Few days later, the issue was consistently reproduced by our team, and we could build a test environment to investigate the issue in depth. Indeed, after disabling the infamous
patch12, we saw the performance coming back to a normal/pre-patch level in our internal lab. Sharing that modification to our community for people who want to test was also tremendously useful: we were going in the right direction! As one community member said:
This is the power of open source distributions like XCP-ng. You're able to build a custom RPM that excludes a troublesome patch while we wait for it to be addressed upstream.
So what about upstream then? Well, it was time to report it to the Xen Project! And we did 🐛
Oh, and don't forget to update your documentation while you are working upstream to fix the root cause. That's why our "Known issues" section was updated while we were providing the test kernel without patch 12 for users who needed it (with all warnings coming with it).
In February, we also got feedback from Citrix able to confirm the issue (thanks Andrew!), not through FreeBSD VMs but via PV-shim guests.
We started to work on IRC (Freenode,
#xendevel channel), with the author of the
XSA-332 patch series, Juergen Gross (from SuSE), but also with Roger Pau Monné (from Citrix). Roger helped because we weren't sure yet if there was something to fix in Xen's FreeBSD support itself.
A new patch series was in preparation to also add debugging facilities to the throttling mechanisms, in addition to fixing other issues caused by the
XSA-332. Spoiler alert: it wasn't solving the performance issue yet (though the tests yield significantly different results). Patch backporting to the kernel version in XCP-ng 8.2 and numerous kernel rebuilds followed 🛠️
At some point, Sam noticed that more than 98% of the events from a given test run with our pfSense VM were considered spurious, and the remaining events weren't numerous enough to account for the amount of data transferred in the test.

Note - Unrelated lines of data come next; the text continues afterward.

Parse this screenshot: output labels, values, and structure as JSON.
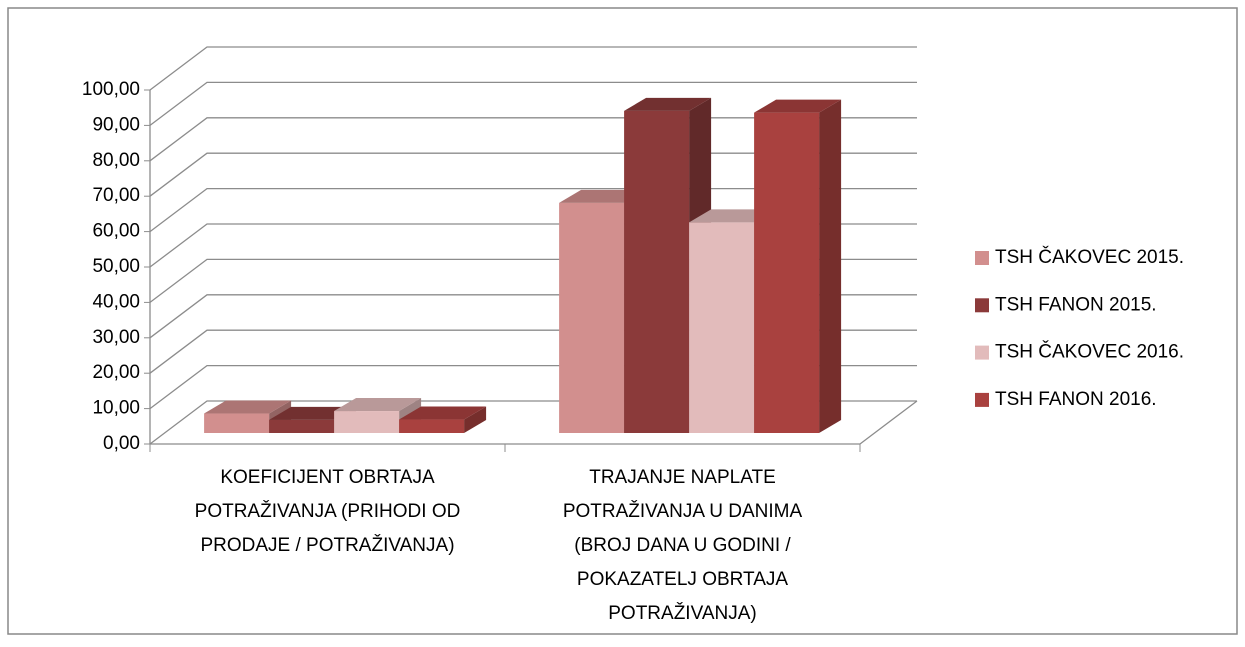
{
  "chart_data": {
    "type": "bar3d",
    "categories": [
      [
        "KOEFICIJENT OBRTAJA",
        "POTRAŽIVANJA (PRIHODI OD",
        "PRODAJE / POTRAŽIVANJA)"
      ],
      [
        "TRAJANJE NAPLATE",
        "POTRAŽIVANJA U DANIMA",
        "(BROJ DANA U GODINI /",
        "POKAZATELJ OBRTAJA",
        "POTRAŽIVANJA)"
      ]
    ],
    "series": [
      {
        "name": "TSH ČAKOVEC 2015.",
        "color": "#d28f8e",
        "values": [
          5.5,
          65
        ]
      },
      {
        "name": "TSH FANON 2015.",
        "color": "#8b3a3a",
        "values": [
          3.7,
          91
        ]
      },
      {
        "name": "TSH ČAKOVEC 2016.",
        "color": "#e2bbbb",
        "values": [
          6.2,
          59.5
        ]
      },
      {
        "name": "TSH FANON 2016.",
        "color": "#a9413f",
        "values": [
          3.8,
          90.5
        ]
      }
    ],
    "ylim": [
      0,
      100
    ],
    "yticks": [
      {
        "value": 0,
        "label": "0,00"
      },
      {
        "value": 10,
        "label": "10,00"
      },
      {
        "value": 20,
        "label": "20,00"
      },
      {
        "value": 30,
        "label": "30,00"
      },
      {
        "value": 40,
        "label": "40,00"
      },
      {
        "value": 50,
        "label": "50,00"
      },
      {
        "value": 60,
        "label": "60,00"
      },
      {
        "value": 70,
        "label": "70,00"
      },
      {
        "value": 80,
        "label": "80,00"
      },
      {
        "value": 90,
        "label": "90,00"
      },
      {
        "value": 100,
        "label": "100,00"
      }
    ],
    "grid": true,
    "legend": "right"
  }
}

Immediately after this, Juergen noticed a mistake in the code that flagged an event as spurious. Hang on: it was a bitwise OR instead of a bitwise AND, a one character fix. This error was severely impacting FreeBSD VMs (but not only). That was it.
But that's not even the funniest thing. It was in one of the
XSA-332 patches, but not patch 12 actually. Disabling patch 12 did solve the issue for users because it disabled throttling altogether, but the real issue was that events were incorrectly flagged spurious, thus triggering the throttling.
In the following days, Sam announced to our users that a fix was found, and provided test kernels for both XCP-ng 8.1 and 8.2. Finally, still in February (the 26th), we took the opportunity of a kernel security update to add the fix and finally solve the issue for everyone.
One month later, a hotfix for Citrix Hypervisor 8.2 was released by Citrix, fixing this issue in addition to other consequences of
It was a bit of a saga, from initial report to the final resolution. Kudos to our community for their amazing work. This is also great proof that our team can handle very difficult tasks while being able to make a real bridge between our "end users" and deeply technical upstream projects like Xen. A big thanks to Sam and Jon on the XCP-ng team who handled most of the work 👏. And to the Xen Project team: thanks to Juergen, Roger and Andrew. It's always a pleasure to work with you guys!
In the end, so many people contributed one way or another to find or fix the problem. This is really why we love Open Source.